If you haven’t yet, check out the previous pizza posts - Introduction, dough.

Inspirations

This sauce recipe is based on Bon Appetit’s from their “Making Perfect” Pizza. There’s really two guiding principle from this recipe that I adopt:

  1. Pizza sauce is optimally sweet and acidic - flavors which complement the fats from the cheese (and possibly meats) and the umami/bready flavors of the dough. This is not the time for a rich, deep sauce that’s been on the stove top for 24 hours. That’s a beautifal bath for meatballs, not a topping for pizza. Pizza is a time for raw tomatoes to shine with just a few light additions to bring things together.

  2. As stated in the introduction, the amount of water on top of our dough can make or break the bake (especially depending on the oven). Tomatoes already have a lot of water so let’s make sure not to add any more than we need and skip the canning juices.

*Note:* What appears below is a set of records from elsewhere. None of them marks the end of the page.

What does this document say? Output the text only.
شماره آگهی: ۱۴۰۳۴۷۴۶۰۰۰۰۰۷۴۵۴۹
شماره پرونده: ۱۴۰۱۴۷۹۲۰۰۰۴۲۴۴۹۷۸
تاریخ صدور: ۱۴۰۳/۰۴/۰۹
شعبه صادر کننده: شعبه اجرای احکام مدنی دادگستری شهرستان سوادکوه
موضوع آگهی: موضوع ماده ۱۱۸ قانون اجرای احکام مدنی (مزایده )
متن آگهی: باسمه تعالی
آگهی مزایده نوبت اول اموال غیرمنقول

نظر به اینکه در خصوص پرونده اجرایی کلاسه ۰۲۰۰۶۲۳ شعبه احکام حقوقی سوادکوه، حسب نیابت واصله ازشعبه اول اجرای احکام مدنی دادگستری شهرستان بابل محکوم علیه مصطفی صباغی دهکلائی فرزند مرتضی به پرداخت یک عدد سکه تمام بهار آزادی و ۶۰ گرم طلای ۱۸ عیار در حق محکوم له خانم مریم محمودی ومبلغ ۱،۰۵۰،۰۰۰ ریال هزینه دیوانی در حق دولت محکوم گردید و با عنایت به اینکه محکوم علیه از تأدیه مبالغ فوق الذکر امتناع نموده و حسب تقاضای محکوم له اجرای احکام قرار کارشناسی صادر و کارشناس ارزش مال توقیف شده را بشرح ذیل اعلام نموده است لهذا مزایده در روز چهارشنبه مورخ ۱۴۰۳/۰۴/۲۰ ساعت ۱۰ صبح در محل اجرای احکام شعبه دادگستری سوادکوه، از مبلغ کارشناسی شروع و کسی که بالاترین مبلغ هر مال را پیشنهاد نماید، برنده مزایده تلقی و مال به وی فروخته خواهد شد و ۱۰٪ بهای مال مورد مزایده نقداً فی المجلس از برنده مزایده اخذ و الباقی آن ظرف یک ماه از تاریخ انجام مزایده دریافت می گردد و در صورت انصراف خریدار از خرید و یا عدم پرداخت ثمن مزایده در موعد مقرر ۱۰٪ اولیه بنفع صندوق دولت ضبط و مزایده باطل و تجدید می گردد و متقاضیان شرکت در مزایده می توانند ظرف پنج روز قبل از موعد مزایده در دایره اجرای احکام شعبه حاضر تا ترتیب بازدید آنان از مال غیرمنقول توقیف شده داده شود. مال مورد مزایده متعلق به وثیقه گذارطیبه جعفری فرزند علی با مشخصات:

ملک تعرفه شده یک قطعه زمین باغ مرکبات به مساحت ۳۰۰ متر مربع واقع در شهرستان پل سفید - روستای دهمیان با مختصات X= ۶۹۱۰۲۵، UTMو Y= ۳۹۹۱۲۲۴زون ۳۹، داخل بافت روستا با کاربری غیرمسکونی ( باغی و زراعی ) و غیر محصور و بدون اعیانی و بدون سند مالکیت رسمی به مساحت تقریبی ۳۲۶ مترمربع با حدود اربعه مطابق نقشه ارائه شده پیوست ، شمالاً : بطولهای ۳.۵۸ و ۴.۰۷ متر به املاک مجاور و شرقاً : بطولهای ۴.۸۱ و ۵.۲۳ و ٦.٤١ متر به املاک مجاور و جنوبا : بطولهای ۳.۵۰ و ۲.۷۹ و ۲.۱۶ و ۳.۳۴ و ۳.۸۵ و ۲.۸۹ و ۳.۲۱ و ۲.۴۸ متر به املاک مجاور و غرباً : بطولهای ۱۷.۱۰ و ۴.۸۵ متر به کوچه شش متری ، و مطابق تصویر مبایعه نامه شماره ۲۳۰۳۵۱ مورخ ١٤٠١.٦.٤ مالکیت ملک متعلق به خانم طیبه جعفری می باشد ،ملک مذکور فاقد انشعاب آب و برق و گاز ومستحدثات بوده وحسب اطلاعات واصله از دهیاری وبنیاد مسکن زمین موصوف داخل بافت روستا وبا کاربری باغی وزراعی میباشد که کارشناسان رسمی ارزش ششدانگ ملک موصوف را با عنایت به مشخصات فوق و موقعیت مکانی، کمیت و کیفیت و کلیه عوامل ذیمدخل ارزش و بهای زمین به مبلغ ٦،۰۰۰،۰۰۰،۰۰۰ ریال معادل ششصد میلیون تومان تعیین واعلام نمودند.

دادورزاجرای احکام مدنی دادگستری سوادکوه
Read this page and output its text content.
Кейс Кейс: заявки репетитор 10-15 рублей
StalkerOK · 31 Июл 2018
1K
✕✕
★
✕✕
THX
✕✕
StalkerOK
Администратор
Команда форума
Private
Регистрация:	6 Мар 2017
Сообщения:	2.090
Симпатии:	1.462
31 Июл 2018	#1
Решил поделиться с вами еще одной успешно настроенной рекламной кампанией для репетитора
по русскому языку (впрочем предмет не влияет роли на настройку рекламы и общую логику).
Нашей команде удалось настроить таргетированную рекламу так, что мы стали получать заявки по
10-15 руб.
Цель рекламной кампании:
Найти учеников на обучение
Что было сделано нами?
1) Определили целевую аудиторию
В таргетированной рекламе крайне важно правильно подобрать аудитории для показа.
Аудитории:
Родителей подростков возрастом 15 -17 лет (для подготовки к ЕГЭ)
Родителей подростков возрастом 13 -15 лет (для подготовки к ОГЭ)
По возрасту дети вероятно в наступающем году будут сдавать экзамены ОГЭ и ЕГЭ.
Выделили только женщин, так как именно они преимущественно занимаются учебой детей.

I make slight modifications to the Bon Appetit recipe.

  • Increase the garlic
  • Go by taste and “look” for the salt, olive oil, and black pepper (everyone likes their sauce different) but, in general, increase the salt slightly.

Ingredients

Makes about a quart of sauce - good for a 8-10 pizzas

  • 28 oz can of whole peeled tomatoes (drained of canning liquid)
  • 5-6 thin shavings of fresh garlic
  • 1-2 tbsps olive oil
  • 0.5-1 tsp kosher salt
  • Several cranks of fresh black pepper

Instructions

  1. Combine everything but half of the salt (we can add more later but can’t take it away) and then use a hand blender to break down the tomatoes and mix everything.
    • The olive oil shouldn’t be pooling because there’s so much but you should be able to taste it so adjust to how you prefer.
    • You can use a regular blender or food processor instead.
    • You can leave it a bit chunky if you’d like.
  2. Give the blended mixture a taste and add salt until you’ve switched from thinking “this is sweet and acidic and just tastes like tomatoes” to “oh that’s a little salty.” The final mixture should be a little salty. You’ll notice it because you’re incrementally adding salt and looking for the change. Everyone else is just going to keep asking what makes the sauce taste so good.
    • You can always get a small bowl of the blended tomatoes and add a bit of salt at a time until you get the taste you want and then repeat for the main bowl now that you know what to taste for.
    • If you still don’t believe me about tasting for “a little salty”… If you’ve had bland pizza, I’d be willing to bet it’s because it didn’t have enough salt. The sauce is a way to disperse salt on your pizza evenly. A bite of pizza only has so much sauce but it has to do the job of evenly salting that mouthful. So don’t be stingy and taste as you go!
      • Okay, there’s some salt in the dough and in a cured meat topping if you add that but (a) the dough can only be so salty before it hurts the yeast activity and (b) your pepperoni is supposed to raise the salt level, not act as the baseline source of salt.